Commonwealth Honors College Celebrates Black Heritage Month with Lecture by UMass Amherst Scholar Charmaine A. Nelson
Prominent scholar and art historian Charmaine A. Nelson will be giving the keynote lecture for the Commonwealth Honors College Annual Black Heritage Month Celebration on Wednesday, Feb. 22 at 5 p.m. in the Honors Events Hall at UMass Amherst. Her talk, titled “Slavery, Mobility, and the Creolized Counter-Knowledge of Resistance”, will examine the intersecting histories of Transatlantic Slavery in both Canada and the USA and how it has been strategically suppressed in different ways.
“I am honored to be presenting the CHC Black Heritage Month Lecture. It's a wonderful opportunity for me, as a new UMass professor, to connect with colleagues and students while sharing my research on enslaved Africans,” says Nelson.
“Knowledge of these histories can transform our understanding of our nations and each other for the better,” she adds.

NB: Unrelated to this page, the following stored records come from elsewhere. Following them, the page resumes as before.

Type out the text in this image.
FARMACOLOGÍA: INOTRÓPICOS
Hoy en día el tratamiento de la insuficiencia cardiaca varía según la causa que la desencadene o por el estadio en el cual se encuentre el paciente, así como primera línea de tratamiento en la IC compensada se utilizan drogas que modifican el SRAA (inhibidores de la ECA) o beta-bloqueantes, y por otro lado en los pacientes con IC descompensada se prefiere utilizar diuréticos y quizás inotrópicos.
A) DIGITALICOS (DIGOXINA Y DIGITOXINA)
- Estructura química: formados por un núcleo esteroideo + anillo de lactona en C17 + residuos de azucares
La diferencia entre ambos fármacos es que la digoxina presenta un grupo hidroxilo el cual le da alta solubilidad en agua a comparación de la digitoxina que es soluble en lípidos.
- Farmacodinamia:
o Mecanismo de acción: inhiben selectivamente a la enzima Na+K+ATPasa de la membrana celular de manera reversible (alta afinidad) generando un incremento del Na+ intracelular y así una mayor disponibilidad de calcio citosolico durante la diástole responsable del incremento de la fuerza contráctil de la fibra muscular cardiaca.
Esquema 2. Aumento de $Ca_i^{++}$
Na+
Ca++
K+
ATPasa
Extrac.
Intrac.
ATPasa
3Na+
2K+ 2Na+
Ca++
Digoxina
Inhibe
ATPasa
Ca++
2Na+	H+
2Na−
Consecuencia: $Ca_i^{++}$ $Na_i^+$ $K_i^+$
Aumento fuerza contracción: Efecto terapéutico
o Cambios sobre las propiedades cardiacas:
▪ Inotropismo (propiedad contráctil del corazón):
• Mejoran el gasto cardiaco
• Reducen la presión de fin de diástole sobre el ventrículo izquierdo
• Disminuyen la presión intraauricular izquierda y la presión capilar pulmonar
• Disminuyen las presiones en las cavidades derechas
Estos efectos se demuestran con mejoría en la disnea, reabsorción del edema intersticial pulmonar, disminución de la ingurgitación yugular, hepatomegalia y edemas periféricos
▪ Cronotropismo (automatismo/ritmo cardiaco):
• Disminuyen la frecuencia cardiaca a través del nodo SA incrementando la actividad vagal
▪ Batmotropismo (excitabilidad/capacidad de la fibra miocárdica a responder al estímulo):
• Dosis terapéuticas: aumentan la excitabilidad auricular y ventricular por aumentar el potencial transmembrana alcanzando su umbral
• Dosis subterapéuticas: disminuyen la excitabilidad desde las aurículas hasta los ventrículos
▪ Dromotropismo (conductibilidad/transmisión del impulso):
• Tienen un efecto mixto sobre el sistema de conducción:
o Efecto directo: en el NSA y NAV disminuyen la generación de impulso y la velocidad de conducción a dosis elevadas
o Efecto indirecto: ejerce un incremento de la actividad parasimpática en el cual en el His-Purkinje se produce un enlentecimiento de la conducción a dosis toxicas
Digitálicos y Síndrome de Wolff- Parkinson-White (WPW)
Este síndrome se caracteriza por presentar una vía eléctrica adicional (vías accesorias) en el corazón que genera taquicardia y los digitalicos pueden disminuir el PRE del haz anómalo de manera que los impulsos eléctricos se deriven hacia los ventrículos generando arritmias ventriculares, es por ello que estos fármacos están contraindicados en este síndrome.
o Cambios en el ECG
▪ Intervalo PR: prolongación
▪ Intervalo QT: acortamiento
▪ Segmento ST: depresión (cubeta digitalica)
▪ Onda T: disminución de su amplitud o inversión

Nelson is Provost Professor of Art History in the Department of History of Art and Architecture and director of the Slavery North Initiative at UMass Amherst. From 2020-2022, she was a Tier I Canada Research Chair in Transatlantic Black Diasporic Art and Community Engagement at Nova Scotia College of Art and Design (NSCAD) University in Halifax, Canada where she founded the first-ever institute focused on the study of Canadian Slavery. Before that she worked at McGill University (Montreal) for seventeen years (2003-20). Nelson has made ground-breaking contributions to the fields of the Visual Culture of Slavery, Race and Representation, Black Diaspora Studies, and Black Canadian Studies. She has published seven books including “The Color of Stone: Sculpting the Black Female Subject in Nineteenth-Century America,” “Slavery, Geography, and Empire in Nineteenth-Century Marine Landscapes of Montreal and Jamaica,” and “Towards an African Canadian Art History: Art, Memory, and Resistance.” She is actively engaged with lay audiences through her media work including ABC, CBC, CTV and City TV News, The Boston Globe, BBC One’s “Fake or Fortune,” and PBS’ “Finding your Roots”. She has blogged for Huffington Post Canada and written for The Walrus. In 2017, she was the William Lyon Mackenzie King Visiting Professor of Canadian Studies at Harvard University, and in 2021, a Fields of the Future Fellow at Bard Graduate Center (NYC). She is a Fellow of the Royal Society of Canada (2022) and a member of the American Antiquarian Society (2022).
Supported by the Williamson Lecture Funds, the event is open to the public.